With telecom and infrastructure growth having slowed due to supply issues along with competition from cloud services, we discussed how the company is rebooting into more agile growth and moving from this hardware centric world into software, AI-driven cloud services, security and 5G.

As Rami says “Juniper has always been a true innovator in IP networking technology. We were builders of the infrastructure that helped the internet scale at a time when service providers were really struggling to keep up because it was at the cusp of the.dot-com boom. Imagine a little upstart company trying to convince service providers to trust their networks with a startup’s technology. The only reason I think we managed to get that kind of trust was because they really had no choice. Traffic was exploding. They needed technology that could keep up with it. We had an innovative new architecture and were developing routers with silicon technology. We offered a very scalable internet, and a great operating system to keep up with that demand.”

Juniper has rebooted itself for the cloud-based world.. “But we have evolved our business and diversified it. Now it’s very nicely split between telecom operators, which remain extremely important to us, cloud providers, (all of the major hyperscale cloud providers in the world are our customers), and global 1000 type enterprises that are increasingly trusting their networks, on our technology.In the early days, our claim to fame, our credibility, our pedigree was scale and performance. But things have evolved beyond that into experience. Right now, if I talk to a CTO, CIO or CEO of a big fortune 500 company or a telco or a cloud provider, their biggest challenge is complexity in network operations that is slowing them down. The solution to that is software driven innovation, AI-driven innovation that will remove the complexity from running networks. And yes, it will remove the human factor from running networks altogether.”

Rami is a big believer in the “data is the new oil” paradigm that prognosticators like Scott Galloway talks about. “Data is now the most precious, valuable resource in the world and we as a planet are accumulating data at an unprecedented scale,” he says. “I heard the stat that 90% of all data in the world has been accumulated in the last two years alone. So now the question is, what do you do with all this data?”

To Rahim, “That’s where AI comes in. There is no way for human beings to process this data manually.” So what is AI, that much misunderstood and jargonized entity? To Rami, “AI is this new breed of learning – not learning through programming algorithms, it’s actually learning by looking at patterns in data, and connecting it to our industry. We are as an industry sitting on a goldmine of information that today is largely untapped. AI, as applied to our industry of networking, is incredibly promising. It gives our customers the ability to collect data in real time, I’m not talking about the spooky customer focused AI, but the performance data that gives us real time visibility of the experience of every user on the network as they do whatever they need to do on that network. You take that data, you learn from that data, and then you automatically translate it into useful things.”

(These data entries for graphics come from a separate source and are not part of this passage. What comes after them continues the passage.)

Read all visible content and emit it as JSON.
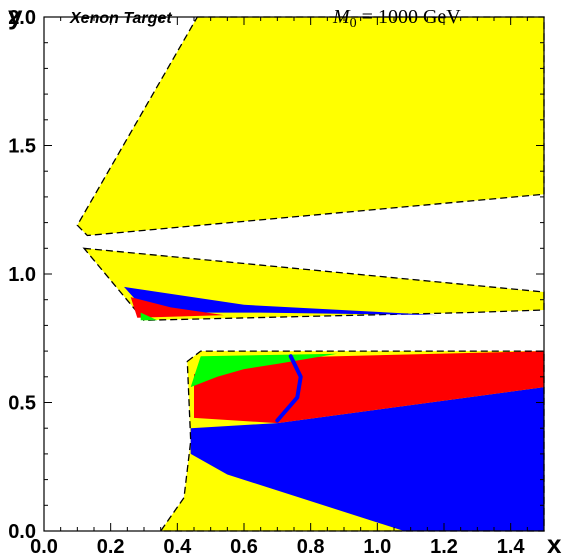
{
  "chart_data": {
    "type": "area",
    "title_left": "Xenon Target",
    "title_right": {
      "symbol": "M",
      "subscript": "0",
      "rest": " = 1000 GeV"
    },
    "xlabel": "x",
    "ylabel": "y",
    "xlim": [
      0.0,
      1.5
    ],
    "ylim": [
      0.0,
      2.0
    ],
    "xticks": [
      "0.0",
      "0.2",
      "0.4",
      "0.6",
      "0.8",
      "1.0",
      "1.2",
      "1.4"
    ],
    "yticks": [
      "0.0",
      "0.5",
      "1.0",
      "1.5",
      "2.0"
    ],
    "grid": false,
    "colors": {
      "yellow": "#ffff00",
      "blue": "#0000ff",
      "red": "#ff0000",
      "green": "#00ff00",
      "boundary": "#000000"
    },
    "regions": [
      {
        "color": "yellow",
        "dashed": true,
        "points": [
          [
            0.46,
            2.0
          ],
          [
            1.5,
            2.0
          ],
          [
            1.5,
            1.31
          ],
          [
            0.13,
            1.15
          ],
          [
            0.1,
            1.19
          ]
        ]
      },
      {
        "color": "yellow",
        "dashed": true,
        "points": [
          [
            0.12,
            1.1
          ],
          [
            1.5,
            0.93
          ],
          [
            1.5,
            0.86
          ],
          [
            1.27,
            0.85
          ],
          [
            0.3,
            0.82
          ]
        ]
      },
      {
        "color": "blue",
        "dashed": false,
        "points": [
          [
            0.24,
            0.95
          ],
          [
            0.6,
            0.88
          ],
          [
            1.18,
            0.84
          ],
          [
            0.65,
            0.85
          ],
          [
            0.31,
            0.85
          ]
        ]
      },
      {
        "color": "red",
        "dashed": false,
        "points": [
          [
            0.26,
            0.91
          ],
          [
            0.38,
            0.87
          ],
          [
            0.54,
            0.84
          ],
          [
            0.28,
            0.83
          ]
        ]
      },
      {
        "color": "green",
        "dashed": false,
        "points": [
          [
            0.29,
            0.85
          ],
          [
            0.34,
            0.82
          ],
          [
            0.29,
            0.82
          ]
        ]
      },
      {
        "color": "yellow",
        "dashed": false,
        "points": [
          [
            0.43,
            0.66
          ],
          [
            0.47,
            0.7
          ],
          [
            1.5,
            0.7
          ],
          [
            1.5,
            0.0
          ],
          [
            0.35,
            0.0
          ],
          [
            0.42,
            0.13
          ],
          [
            0.44,
            0.35
          ]
        ]
      },
      {
        "color": "blue",
        "dashed": false,
        "points": [
          [
            0.44,
            0.4
          ],
          [
            0.7,
            0.42
          ],
          [
            1.5,
            0.56
          ],
          [
            1.5,
            0.0
          ],
          [
            1.08,
            0.0
          ],
          [
            0.55,
            0.22
          ],
          [
            0.44,
            0.3
          ]
        ]
      },
      {
        "color": "red",
        "dashed": false,
        "points": [
          [
            0.45,
            0.61
          ],
          [
            0.56,
            0.67
          ],
          [
            0.88,
            0.68
          ],
          [
            1.5,
            0.7
          ],
          [
            1.5,
            0.56
          ],
          [
            0.7,
            0.42
          ],
          [
            0.45,
            0.44
          ]
        ]
      },
      {
        "color": "green",
        "dashed": false,
        "points": [
          [
            0.44,
            0.56
          ],
          [
            0.47,
            0.68
          ],
          [
            0.88,
            0.69
          ],
          [
            0.7,
            0.65
          ],
          [
            0.6,
            0.63
          ],
          [
            0.52,
            0.6
          ]
        ]
      },
      {
        "color": "blue",
        "dashed": false,
        "line": true,
        "points": [
          [
            0.74,
            0.68
          ],
          [
            0.77,
            0.6
          ],
          [
            0.76,
            0.52
          ],
          [
            0.7,
            0.43
          ]
        ]
      }
    ]
  }
}
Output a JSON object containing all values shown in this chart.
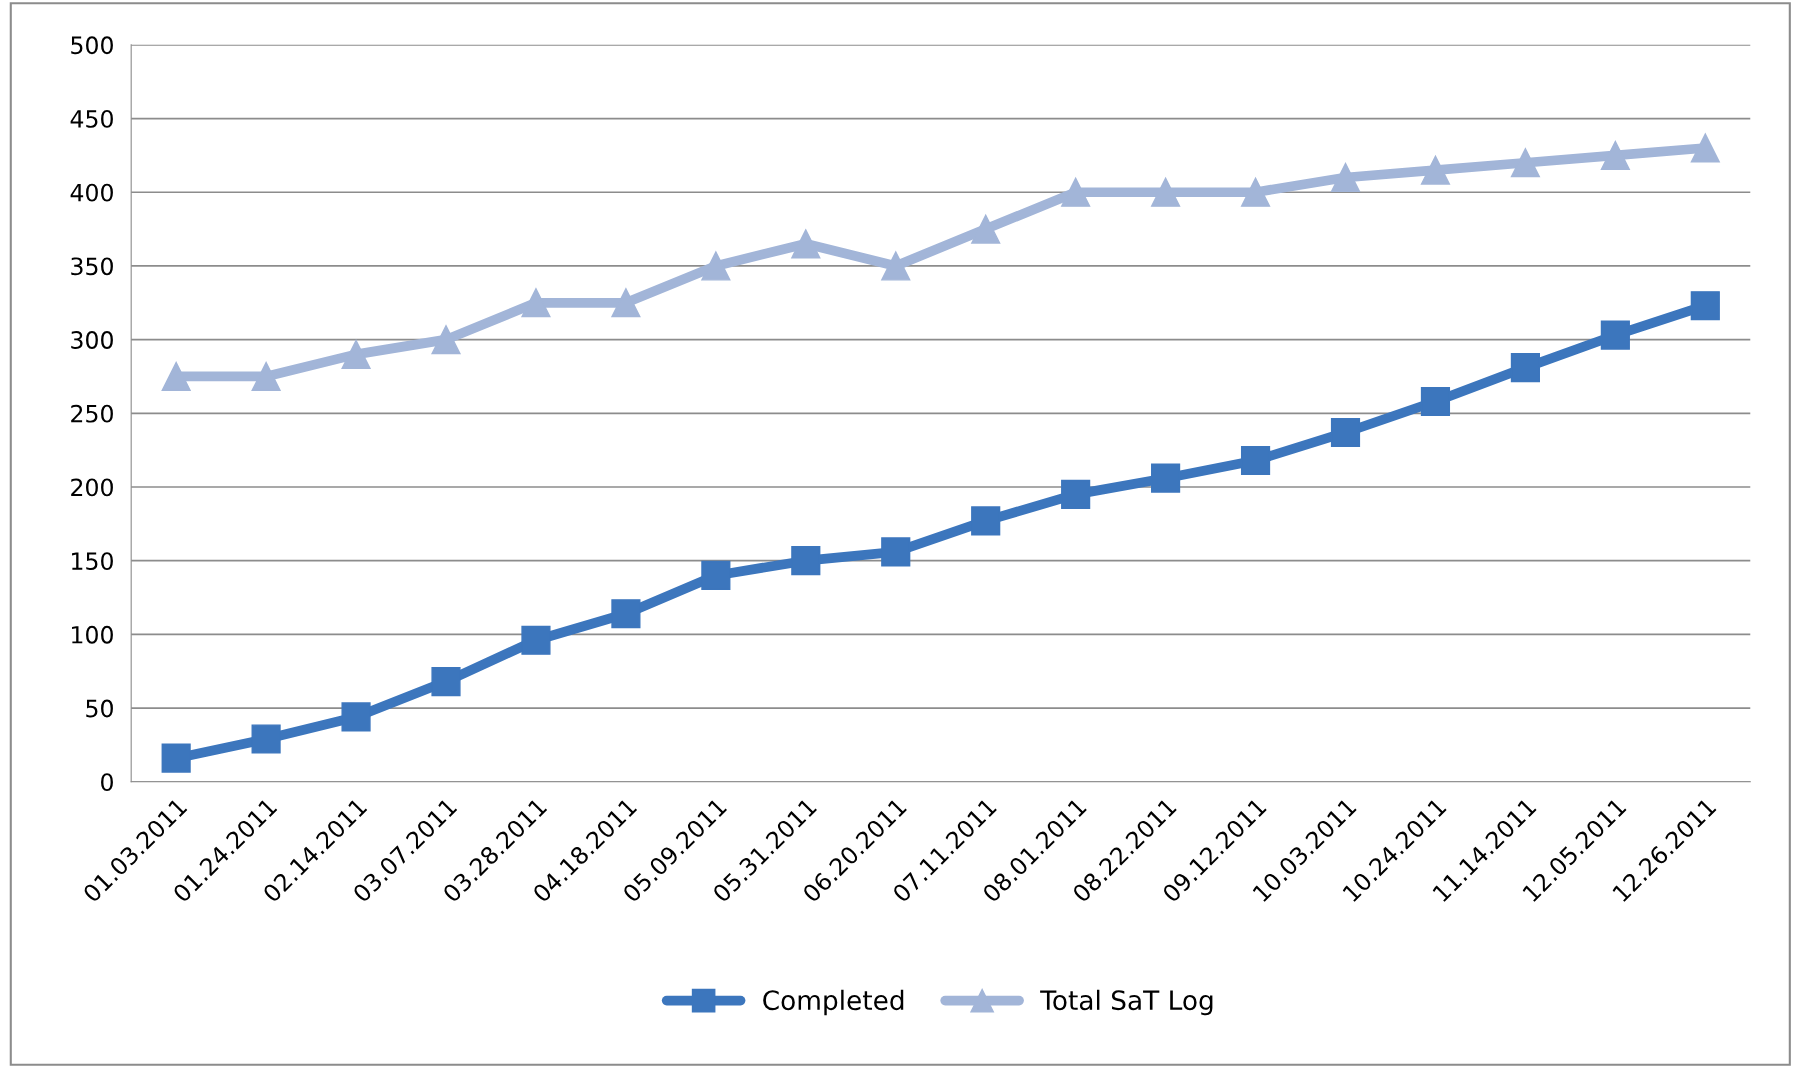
{
  "chart_data": {
    "type": "line",
    "categories": [
      "01.03.2011",
      "01.24.2011",
      "02.14.2011",
      "03.07.2011",
      "03.28.2011",
      "04.18.2011",
      "05.09.2011",
      "05.31.2011",
      "06.20.2011",
      "07.11.2011",
      "08.01.2011",
      "08.22.2011",
      "09.12.2011",
      "10.03.2011",
      "10.24.2011",
      "11.14.2011",
      "12.05.2011",
      "12.26.2011"
    ],
    "series": [
      {
        "name": "Completed",
        "color": "#3c76bd",
        "marker": "square",
        "values": [
          16,
          29,
          44,
          68,
          96,
          114,
          140,
          150,
          156,
          177,
          195,
          206,
          218,
          237,
          258,
          281,
          303,
          323
        ]
      },
      {
        "name": "Total SaT Log",
        "color": "#a2b5d8",
        "marker": "triangle",
        "values": [
          275,
          275,
          290,
          300,
          325,
          325,
          350,
          365,
          350,
          375,
          400,
          400,
          400,
          410,
          415,
          420,
          425,
          430
        ]
      }
    ],
    "ylim": [
      0,
      500
    ],
    "yticks": [
      0,
      50,
      100,
      150,
      200,
      250,
      300,
      350,
      400,
      450,
      500
    ],
    "grid": "y",
    "legend": "bottom",
    "line_style": "solid"
  }
}
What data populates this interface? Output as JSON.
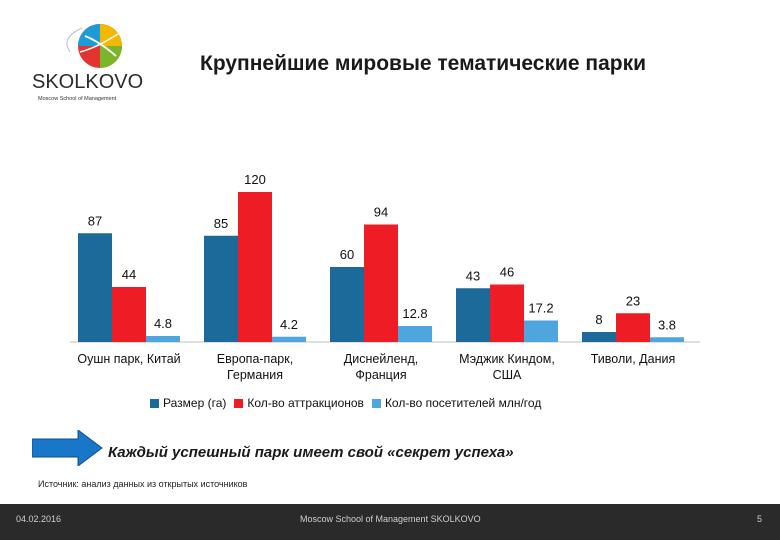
{
  "header": {
    "logo_text": "SKOLKOVO",
    "logo_subtext": "Moscow School of Management",
    "title": "Крупнейшие мировые тематические парки"
  },
  "chart_data": {
    "type": "bar",
    "categories": [
      [
        "Оушн парк, Китай"
      ],
      [
        "Европа-парк,",
        "Германия"
      ],
      [
        "Диснейленд,",
        "Франция"
      ],
      [
        "Мэджик Киндом,",
        "США"
      ],
      [
        "Тиволи, Дания"
      ]
    ],
    "series": [
      {
        "name": "Размер (га)",
        "color": "#1b6a99",
        "values": [
          87,
          85,
          60,
          43,
          8
        ]
      },
      {
        "name": "Кол-во аттракционов",
        "color": "#ee1c25",
        "values": [
          44,
          120,
          94,
          46,
          23
        ]
      },
      {
        "name": "Кол-во посетителей млн/год",
        "color": "#4fa6de",
        "values": [
          4.8,
          4.2,
          12.8,
          17.2,
          3.8
        ]
      }
    ],
    "ylim": [
      0,
      120
    ],
    "grid": false,
    "legend": "bottom"
  },
  "callout": {
    "text": "Каждый успешный парк имеет свой «секрет успеха»",
    "arrow_color": "#1877c9"
  },
  "source_note": "Источник: анализ данных из открытых источников",
  "footer": {
    "date": "04.02.2016",
    "center": "Moscow School of Management SKOLKOVO",
    "page": "5"
  }
}
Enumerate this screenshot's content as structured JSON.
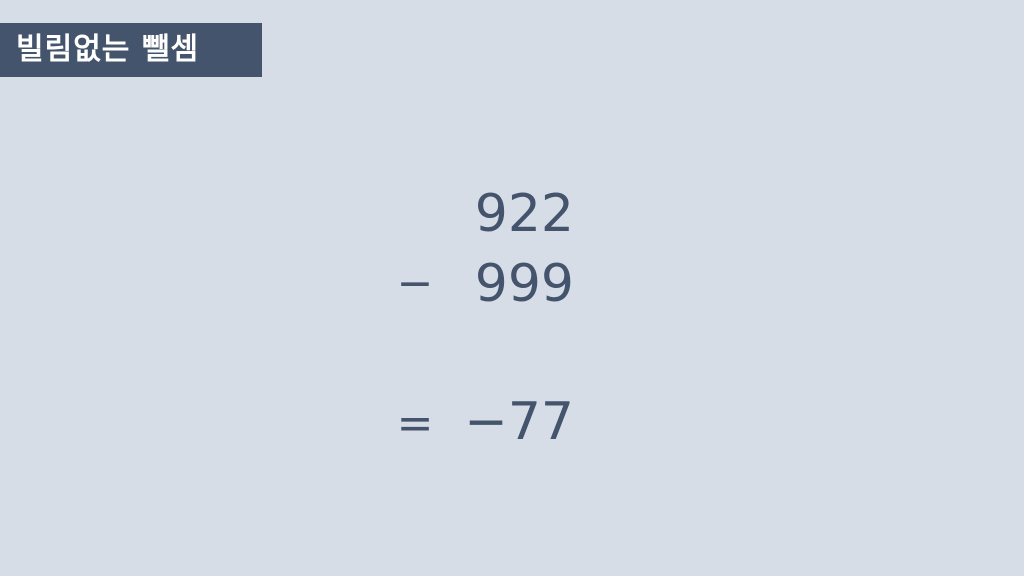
{
  "banner": {
    "title": "빌림없는 뺄셈"
  },
  "problem": {
    "minuend": "922",
    "operator": "−",
    "subtrahend": "999",
    "equals_sign": "=",
    "result": "−77"
  },
  "colors": {
    "background": "#d7dde6",
    "banner": "#44546c",
    "text": "#44546c",
    "banner_text": "#ffffff"
  }
}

What’s the outcome? “For our customers we are looking at things like the fastest deployment times, the fewest trouble tickets, the fastest time to resolution of trouble when there is in fact trouble. Typically, you’re solving problems before humans even know that a problem exists.” With the ability to expand through building, buying and borrowing capabilities, look for Rami and his teams to continue their growth through a smart mix of partnerships, investments and acquisitions.